How deep is the liquid in a half-full hemisphere?

I have a baking recipe that calls for 1/2 tsp of vanilla extract, but I only have a 1 tsp measuring spoon available, since the dishwasher is running. The measuring spoon is very nearly a perfect hemisphere.

My question is, to what depth (as a percentage of hemisphere radius) must I fill my teaspoon with vanilla such that it contains precisely 1/2 tsp of vanilla?

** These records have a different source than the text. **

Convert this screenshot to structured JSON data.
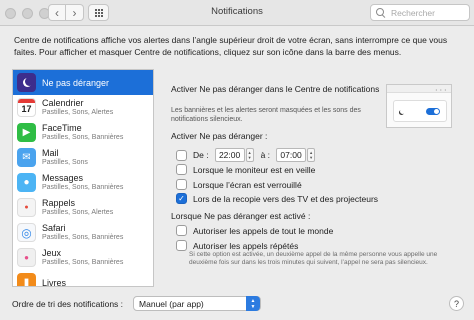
{
  "window": {
    "title": "Notifications"
  },
  "search": {
    "placeholder": "Rechercher"
  },
  "description": "Centre de notifications affiche vos alertes dans l’angle supérieur droit de votre écran, sans interrompre ce que vous faites. Pour afficher et masquer Centre de notifications, cliquez sur son icône dans la barre des menus.",
  "apps": [
    {
      "name": "Ne pas déranger",
      "sub": "",
      "icon": "moon-icon",
      "selected": true
    },
    {
      "name": "Calendrier",
      "sub": "Pastilles, Sons, Alertes",
      "icon": "calendar-icon",
      "badge": "17"
    },
    {
      "name": "FaceTime",
      "sub": "Pastilles, Sons, Bannières",
      "icon": "facetime-icon"
    },
    {
      "name": "Mail",
      "sub": "Pastilles, Sons",
      "icon": "mail-icon"
    },
    {
      "name": "Messages",
      "sub": "Pastilles, Sons, Bannières",
      "icon": "messages-icon"
    },
    {
      "name": "Rappels",
      "sub": "Pastilles, Sons, Alertes",
      "icon": "reminders-icon"
    },
    {
      "name": "Safari",
      "sub": "Pastilles, Sons, Bannières",
      "icon": "safari-icon"
    },
    {
      "name": "Jeux",
      "sub": "Pastilles, Sons, Bannières",
      "icon": "game-center-icon"
    },
    {
      "name": "Livres",
      "sub": "",
      "icon": "books-icon"
    }
  ],
  "dnd": {
    "heading": "Activer Ne pas déranger dans le Centre de notifications",
    "explain": "Les bannières et les alertes seront masquées et les sons des notifications silencieux.",
    "activate_label": "Activer Ne pas déranger :",
    "schedule": {
      "from_label": "De :",
      "from": "22:00",
      "to_label": "à :",
      "to": "07:00",
      "checked": false
    },
    "options": [
      {
        "label": "Lorsque le moniteur est en veille",
        "checked": false
      },
      {
        "label": "Lorsque l’écran est verrouillé",
        "checked": false
      },
      {
        "label": "Lors de la recopie vers des TV et des projecteurs",
        "checked": true
      }
    ],
    "when_label": "Lorsque Ne pas déranger est activé :",
    "allow": [
      {
        "label": "Autoriser les appels de tout le monde",
        "checked": false
      },
      {
        "label": "Autoriser les appels répétés",
        "checked": false
      }
    ],
    "note": "Si cette option est activée, un deuxième appel de la même personne vous appelle une deuxième fois sur dans les trois minutes qui suivent, l’appel ne sera pas silencieux."
  },
  "footer": {
    "sort_label": "Ordre de tri des notifications :",
    "sort_value": "Manuel (par app)",
    "help": "?"
  }
}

Due to the shape, I obviously have to fill it more than halfway, but how much more?

(I nearly posted this in the Cooking forum, but I have a feeling the answer will involve more math knowledge than baking knowledge.)

Solution 1:

Assuming the spoon is a hemisphere with radius $R$,

let $x$ be the height from the bottom of the spoon, and let $h$ range from $0$ to $x$.

The radius $r$ of the circle at height $h$ satisfies $r^2=R^2-(R-h)^2=2hR-h^2$.

The volume of liquid in the spoon when it is filled to height $x$ is $$\int_0^x\pi r^2 dh=\int_0^x\pi(2hR-h^2)dh=\pi Rh^2-\frac13\pi h^3\mid_0^x=\pi Rx^2-\frac13\pi x^3.$$

(As a check, when the spoon is full, $x=R$ and the volume is $\frac23\pi R^3,$ that of a hemisphere.)

The spoon is half full when $\pi Rx^2-\frac13\pi x^3=\frac13\pi R^3;$ i.e., $3Rx^2-x^3=R^3;$

i.e., $a^3-3a^2+1=0$, where $a=x/R$.

The only physically meaningful solution of this cubic equation is $a\approx 65\%.$

Solution 2:

It may be surprising that the problem actually admits an analytic solution.

A spherical cap is the difference between two overlapping cones, one with a spherical bottom and the other with a flat bottom, i.e.

$$ V = \frac{2\pi}{3}r^2h - \frac{\pi}{3}(2rh-h^2)(r-h) =\frac{\pi}{3}(3rh^2-h^3)$$

which, with half of the semisphere volume $V=\frac{2\pi}{3}r^3$, becomes

$$\left(\frac rh \right)^3 - 3\frac rh+1=0$$

Let $\frac rh = 2\cos x$ and compare with $4\cos^3 x -3\cos x -\cos 3x=0$ to obtain $x=40^\circ$. Thus, the depth $h$ as a fraction of the radius $r$ is

$$\frac hr = \frac{1}{2}\sec 40^\circ$$

Solution 3:

It makes things a bit simpler if we turn your measuring spoon upside down, and model it as the set of points $\{(x,y,z):x^2+y^2+z^2=1, z\ge 0\}$. The area of a cross-section at height $z$ is then $\pi(1-z^2)$, so the volume of the spoon between the planes $z=0$ and $z=h$ is

$$\pi\int_0^h(1-z^2)dz = \pi\left(h-\frac13h^3\right)$$

The volume of the hemisphere is $\frac23\pi$, and we want the integral to be equal to half this, i.e. $$\pi\left(h-\frac13h^3\right)=\frac{\pi}{3}$$ or $$h^3-3h+1=0$$ This cubic equation doesn't factorize nicely, so we ask Wolfram Alpha what it thinks. The relevant root is $h\approx 0.34730$. Remember that we turned the spoon upside down, so you should fill it to a height of $1-h=0.65270$, or $65.27\%$.

Solution 4:

Without loss of generality we assume the radius of the sphere to be $1$

The volume of the liquid is found by an integral $$V= \int _{-1}^{-1+h} \pi (1-y^2 )dy$$

and you want the volume of the liquid to be half of the hemisphere which is $\pi/3$

After evaluating the integral and solving the equation I have found $$h=0.65270365$$ That is a little bit more than half as expected.

Solution 5:

Alternative: use two teaspoons.

Use water as you develop your skill. Fill tsp A, and pour into tsp B until the contents appear equal. Each now contains half a tsp. And now you know what half a tsp looks like in practice.

And you don't have to calculate cosines against thumb-sized hardware.